Alevilerin yurttaş olmaktan ileri gelen temel haklarının var olduğunun altını çizen Yaşar Yılmaz şöyle devam etti:
“Demokratik Alevi hareketinin en temel şiarı eşit yurttaş olma şiarıdır. Tümü anayasal güvence altına alınmış olan demokratik hakların kendisine tanınmasını istiyor, çünkü eşit yurttaşmış gibi askerliğini yapıyor, vergisini veriyor. Tüm yurttaşlık görevini yaparken seçme ve seçilmeye katılıyor ama inancını yaşayabilme imkanından mahrumdur. Resmen kabul edilmeyen bir inanç olarak bakılıyor. Sapkın bir anlayışla yaklaşılıyor. Hâlbuki Alevilik bana soracak olursanız bu ülkenin rönesansıdır, bunu doğru kavramak gerekir. Mistik ve semavi dinler içerisinde değerlendirilir olmak Aleviliği kavramamaktır. Devlet tüm dinleri kendisine bağlı kıldığı gibi bir devlet Aleviliği yaratmak istiyor. Bu anlamda Alevilik ile bağdaşmayan bir istem; çünkü Aleviliğin özünde tarihinde hep muhalif olmak vardır.

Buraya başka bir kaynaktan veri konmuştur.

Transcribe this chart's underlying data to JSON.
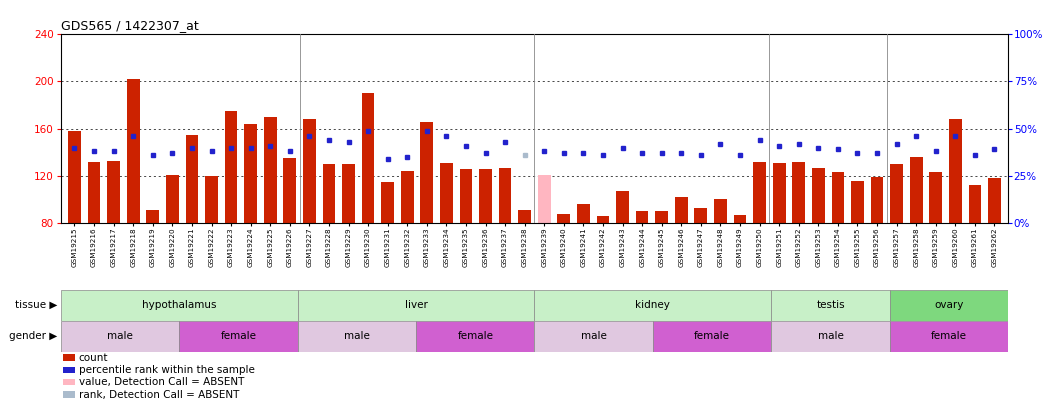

Zorunlu din derslerinin dayatılması Aleviliğin özünden uzaklaştırılarak onu revize etmek, Şialaştırmaktadır, asimile etmektir. Yoksa Aleviliği tanıdığından dolayı değil. Kendilerine göre bir Alevilik çizmişler, Alevilik ile bir ilgisi yok.”
Burcu ANIL/İSTANBUL
Yoruma kapalı.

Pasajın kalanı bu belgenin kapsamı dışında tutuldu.